The Knoxville News-Sentinel today published some details about the committee hearing in the Tennessee legislature on the bill to end discrimination against diplomas granted by church-related schools.
Since that article will only be available for a limited time (I think you have to pay for access after a few weeks for older stories), I wanted to report what they reported regarding how committee members voted.
Those voting for the bill were Reps. Harry Brooks, R-Knoxville; Jim Coley, R-Bartlett; Delores Gresham, R-Somerville; Beth Harwell, R-Nashville; Phillip Johnson, R-Pegram; Ron Lollar, R-Bartlett; Gerald McCormick, R-Chattanooga; Richard Montgomery, R-Sevierville; and John Mark Windle, D-Livingston.
Those voting no were Reps. Ulysses Jones, D-Memphis; Mark Maddox, D-Dresden; Tommie Brown, D-Chattanooga; Barbara Cooper, D-Memphis; Joe Towns, D-Chattanooga; Larry Turner, D-Chattanooga; and Les Winningham, D-Huntsville.
Do you notice a pattern? I really, really get sick of partisan politics.
The article also notes this:
Bruce Opie, legislative liaison for the Department of Education, told the committee that department officials “were a little overzealous” in deciding that homeschool certificates do not count as high school diplomas. [On the other hand,] “Do we get in the business of approving a diploma when we have absolutely nothing to do with oversight?” he said. “Under the law, we are told to stay completely out of (homeschooling).”
This is disingenuous at best, manipulative at worst. The actual text of the bill (technically an amendment) reads:
SECTION 1. Tennessee Code Annotated, Title 49, Chapter 1, Part 1, is amended by adding a new section thereto, as follows:
Section 49-1-1__. Notwithstanding any provision of law to the contrary, a student who has a diploma recognized under or awarded by § 49-50-801 or § 49-6-3050 shall be considered by all departments, agencies or entities of state government as possessing a valid high school diploma. This section shall not apply to state lottery proceeds as provided in title 49, chapter 4, part 9.
SECTION 2. This act shall take effect upon becoming a law, the public welfare requiring it.

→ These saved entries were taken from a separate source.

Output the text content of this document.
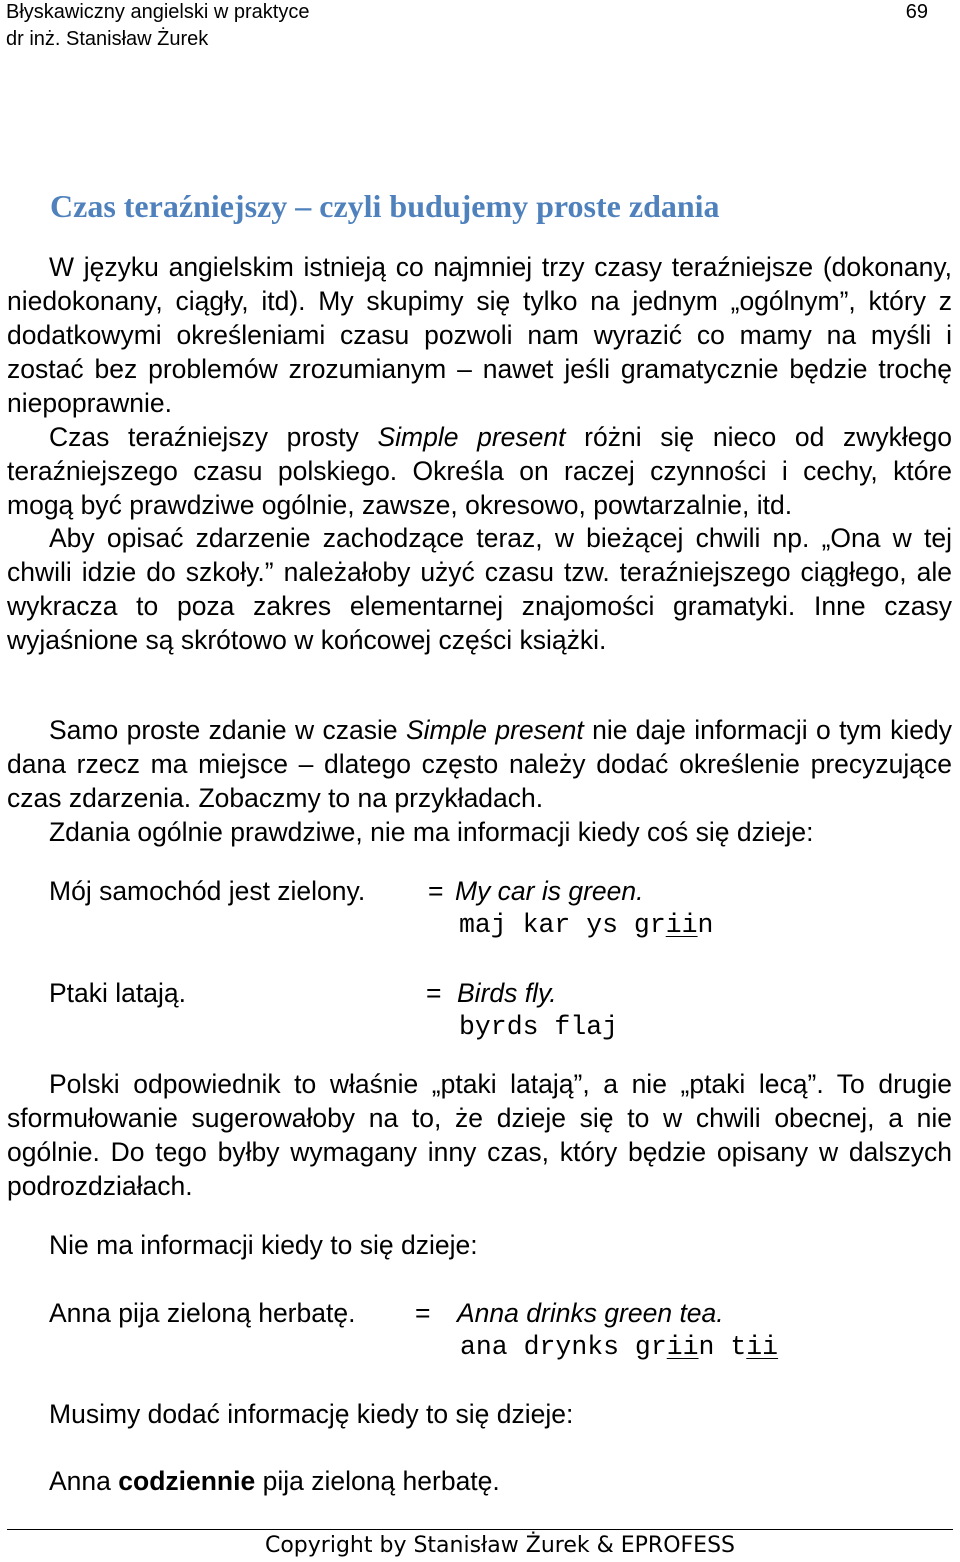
Błyskawiczny angielski w praktyce	69
dr inż. Stanisław Żurek
Czas teraźniejszy – czyli budujemy proste zdania

W języku angielskim istnieją co najmniej trzy czasy teraźniejsze (dokonany, niedokonany, ciągły, itd). My skupimy się tylko na jednym „ogólnym”, który z dodatkowymi określeniami czasu pozwoli nam wyrazić co mamy na myśli i zostać bez problemów zrozumianym – nawet jeśli gramatycznie będzie trochę niepoprawnie.

Czas teraźniejszy prosty Simple present różni się nieco od zwykłego teraźniejszego czasu polskiego. Określa on raczej czynności i cechy, które mogą być prawdziwe ogólnie, zawsze, okresowo, powtarzalnie, itd.

Aby opisać zdarzenie zachodzące teraz, w bieżącej chwili np. „Ona w tej chwili idzie do szkoły.” należałoby użyć czasu tzw. teraźniejszego ciągłego, ale wykracza to poza zakres elementarnej znajomości gramatyki. Inne czasy wyjaśnione są skrótowo w końcowej części książki.

Samo proste zdanie w czasie Simple present nie daje informacji o tym kiedy dana rzecz ma miejsce – dlatego często należy dodać określenie precyzujące czas zdarzenia. Zobaczmy to na przykładach.

Zdania ogólnie prawdziwe, nie ma informacji kiedy coś się dzieje:

Mój samochód jest zielony. = My car is green.
maj kar ys griin
Ptaki latają.	= Birds fly.
byrds flaj

Polski odpowiednik to właśnie „ptaki latają”, a nie „ptaki lecą”. To drugie sformułowanie sugerowałoby na to, że dzieje się to w chwili obecnej, a nie ogólnie. Do tego byłby wymagany inny czas, który będzie opisany w dalszych podrozdziałach.

Nie ma informacji kiedy to się dzieje:

Anna pija zieloną herbatę. = Anna drinks green tea.
ana drynks griin tii

Musimy dodać informację kiedy to się dzieje:

Anna codziennie pija zieloną herbatę.

Copyright by Stanisław Żurek & EPROFESS
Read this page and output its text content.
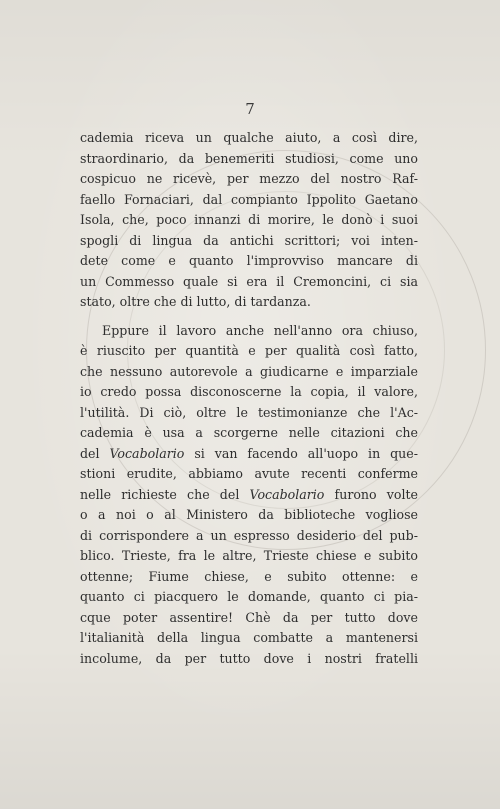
7
cademia riceva un qualche aiuto, a così dire,
straordinario, da benemeriti studiosi, come uno
cospicuo ne ricevè, per mezzo del nostro Raf-
faello Fornaciari, dal compianto Ippolito Gaetano
Isola, che, poco innanzi di morire, le donò i suoi
spogli di lingua da antichi scrittori; voi inten-
dete come e quanto l'improvviso mancare di
un Commesso quale si era il Cremoncini, ci sia
stato, oltre che di lutto, di tardanza.
Eppure il lavoro anche nell'anno ora chiuso,
è riuscito per quantità e per qualità così fatto,
che nessuno autorevole a giudicarne e imparziale
io credo possa disconoscerne la copia, il valore,
l'utilità. Di ciò, oltre le testimonianze che l'Ac-
cademia è usa a scorgerne nelle citazioni che
del Vocabolario si van facendo all'uopo in que-
stioni erudite, abbiamo avute recenti conferme
nelle richieste che del Vocabolario furono volte
o a noi o al Ministero da biblioteche vogliose
di corrispondere a un espresso desiderio del pub-
blico. Trieste, fra le altre, Trieste chiese e subito
ottenne; Fiume chiese, e subito ottenne: e
quanto ci piacquero le domande, quanto ci pia-
cque poter assentire! Chè da per tutto dove
l'italianità della lingua combatte a mantenersi
incolume, da per tutto dove i nostri fratelli
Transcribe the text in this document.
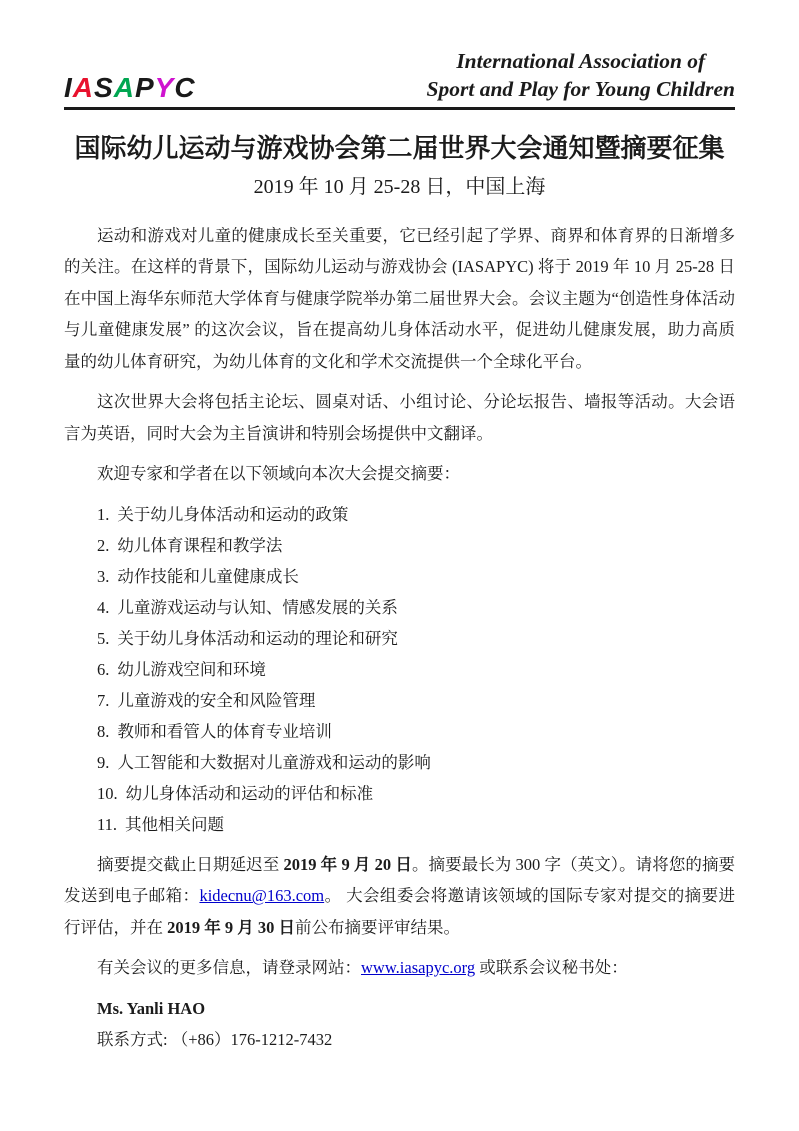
IASAPYC
International Association of
Sport and Play for Young Children
国际幼儿运动与游戏协会第二届世界大会通知暨摘要征集
2019 年 10 月 25-28 日，中国上海

运动和游戏对儿童的健康成长至关重要，它已经引起了学界、商界和体育界的日渐增多的关注。在这样的背景下，国际幼儿运动与游戏协会 (IASAPYC) 将于 2019 年 10 月 25-28 日在中国上海华东师范大学体育与健康学院举办第二届世界大会。会议主题为“创造性身体活动与儿童健康发展” 的这次会议，旨在提高幼儿身体活动水平，促进幼儿健康发展，助力高质量的幼儿体育研究，为幼儿体育的文化和学术交流提供一个全球化平台。

这次世界大会将包括主论坛、圆桌对话、小组讨论、分论坛报告、墙报等活动。大会语言为英语，同时大会为主旨演讲和特别会场提供中文翻译。

欢迎专家和学者在以下领域向本次大会提交摘要：

1. 关于幼儿身体活动和运动的政策
2. 幼儿体育课程和教学法
3. 动作技能和儿童健康成长
4. 儿童游戏运动与认知、情感发展的关系
5. 关于幼儿身体活动和运动的理论和研究
6. 幼儿游戏空间和环境
7. 儿童游戏的安全和风险管理
8. 教师和看管人的体育专业培训
9. 人工智能和大数据对儿童游戏和运动的影响
10. 幼儿身体活动和运动的评估和标准
11. 其他相关问题

摘要提交截止日期延迟至 2019 年 9 月 20 日。摘要最长为 300 字（英文）。请将您的摘要发送到电子邮箱：kidecnu@163.com。 大会组委会将邀请该领域的国际专家对提交的摘要进行评估，并在 2019 年 9 月 30 日前公布摘要评审结果。

有关会议的更多信息，请登录网站：www.iasapyc.org 或联系会议秘书处：

Ms. Yanli HAO

联系方式: （+86）176-1212-7432
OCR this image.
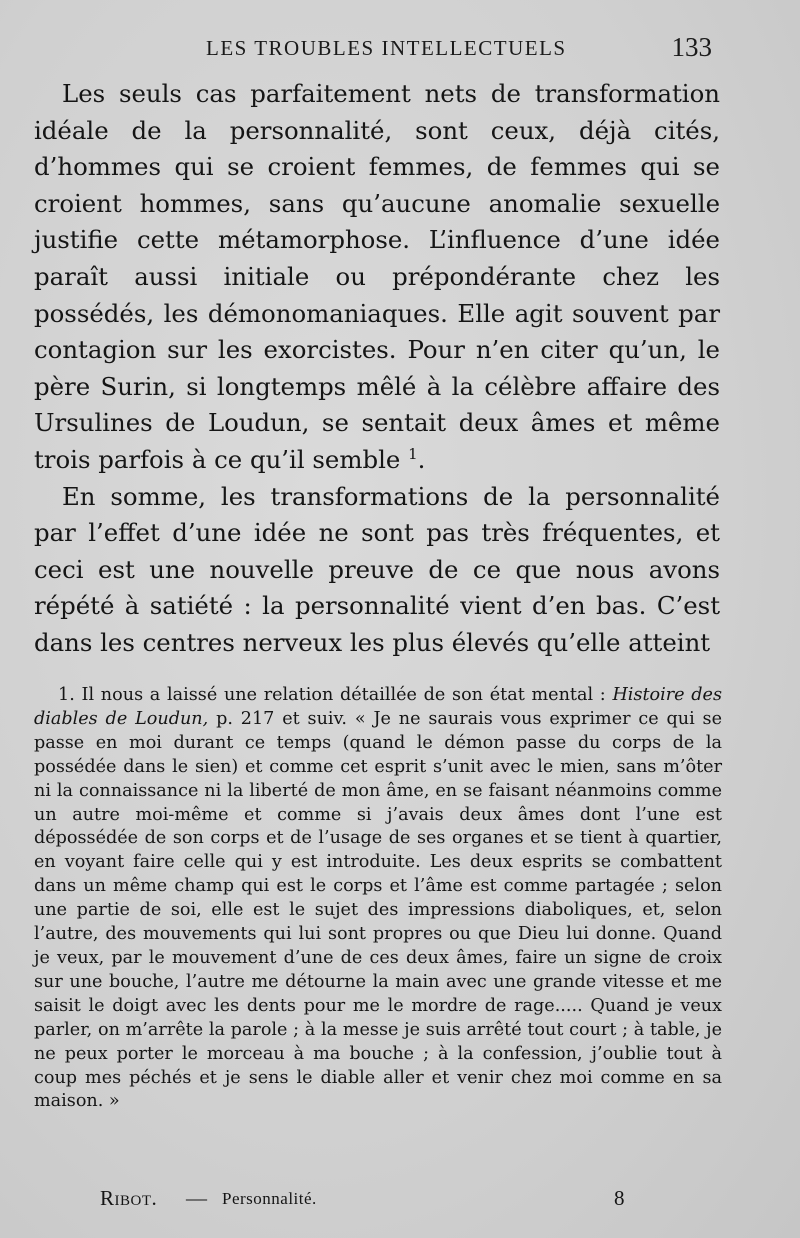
LES TROUBLES INTELLECTUELS	133

Les seuls cas parfaitement nets de transformation idéale de la personnalité, sont ceux, déjà cités, d’hommes qui se croient femmes, de femmes qui se croient hommes, sans qu’aucune anomalie sexuelle justifie cette métamorphose. L’influence d’une idée paraît aussi initiale ou prépondérante chez les possédés, les démonomaniaques. Elle agit souvent par contagion sur les exorcistes. Pour n’en citer qu’un, le père Surin, si longtemps mêlé à la célèbre affaire des Ursulines de Loudun, se sentait deux âmes et même trois parfois à ce qu’il semble $^1$.

En somme, les transformations de la personnalité par l’effet d’une idée ne sont pas très fréquentes, et ceci est une nouvelle preuve de ce que nous avons répété à satiété : la personnalité vient d’en bas. C’est dans les centres nerveux les plus élevés qu’elle atteint

1. Il nous a laissé une relation détaillée de son état mental : Histoire des diables de Loudun, p. 217 et suiv. « Je ne saurais vous exprimer ce qui se passe en moi durant ce temps (quand le démon passe du corps de la possédée dans le sien) et comme cet esprit s’unit avec le mien, sans m’ôter ni la connaissance ni la liberté de mon âme, en se faisant néanmoins comme un autre moi-même et comme si j’avais deux âmes dont l’une est dépossédée de son corps et de l’usage de ses organes et se tient à quartier, en voyant faire celle qui y est introduite. Les deux esprits se combattent dans un même champ qui est le corps et l’âme est comme partagée ; selon une partie de soi, elle est le sujet des impressions diaboliques, et, selon l’autre, des mouvements qui lui sont propres ou que Dieu lui donne. Quand je veux, par le mouvement d’une de ces deux âmes, faire un signe de croix sur une bouche, l’autre me détourne la main avec une grande vitesse et me saisit le doigt avec les dents pour me le mordre de rage..... Quand je veux parler, on m’arrête la parole ; à la messe je suis arrêté tout court ; à table, je ne peux porter le morceau à ma bouche ; à la confession, j’oublie tout à coup mes péchés et je sens le diable aller et venir chez moi comme en sa maison. »

Ribot. — Personnalité.	8
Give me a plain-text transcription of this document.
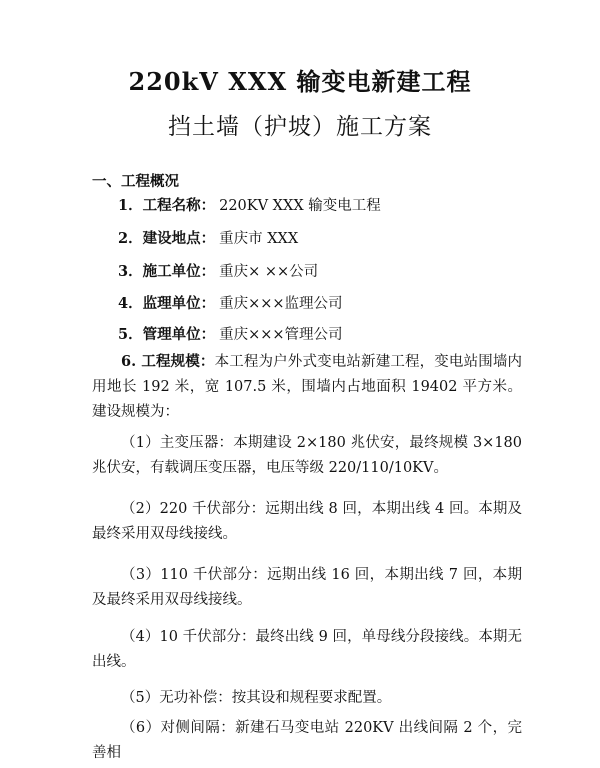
220kV XXX 输变电新建工程
挡土墙（护坡）施工方案
一、工程概况
1．工程名称： 220KV XXX 输变电工程
2．建设地点： 重庆市 XXX
3．施工单位： 重庆× ××公司
4．监理单位： 重庆×××监理公司
5．管理单位： 重庆×××管理公司
6. 工程规模：本工程为户外式变电站新建工程，变电站围墙内用地长 192 米，宽 107.5 米，围墙内占地面积 19402 平方米。建设规模为：
（1）主变压器：本期建设 2×180 兆伏安，最终规模 3×180 兆伏安，有载调压变压器，电压等级 220/110/10KV。
（2）220 千伏部分：远期出线 8 回，本期出线 4 回。本期及最终采用双母线接线。
（3）110 千伏部分：远期出线 16 回，本期出线 7 回，本期及最终采用双母线接线。
（4）10 千伏部分：最终出线 9 回，单母线分段接线。本期无出线。
（5）无功补偿：按其设和规程要求配置。
（6）对侧间隔：新建石马变电站 220KV 出线间隔 2 个，完善相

Do you see anything in there that would require the DoE to “approve” diplomas issued by school that are not state-run? On the contrary, the bill simply requires state agencies to recognize as valid diplomas from schools that other sections of state law recognize as legal. How ludicrous would it be otherwise?
In fact, § 49-50-801 and § 49-6-3050 explicitly prohibit the state from approving or disapproving the teachers or curriculum. This new bill simply puts into law the common sense effect of that. If you can’t approve or disapprove the teachers or curriculum, what possible cause could there be for approving or disapproving the diploma? By trying to cast it as if this bill requires the DoE to approve of such diplomas, they are positioning themselves to de facto approve or disapprove of teachers and curriculum.
If they manage to pull this off, they put themselves in the position of regulating church-related schools without having to spend any state money on them. Enviable maneuvering, yes?
Imagine the parallel: the state of Tennessee recognize driver’s licenses from the state of Virginia as being legal, but since the Tennessee Highway Patrol has no control over the testing for such licenses they refuse to recognize those legal licenses as being valid. Therefore, they may ticket Virginia drivers for not having a valid driver’s license–but, Virginia, we will recognize them as valid if you let us specify your tests and procedures.
How far do you think they would get with that?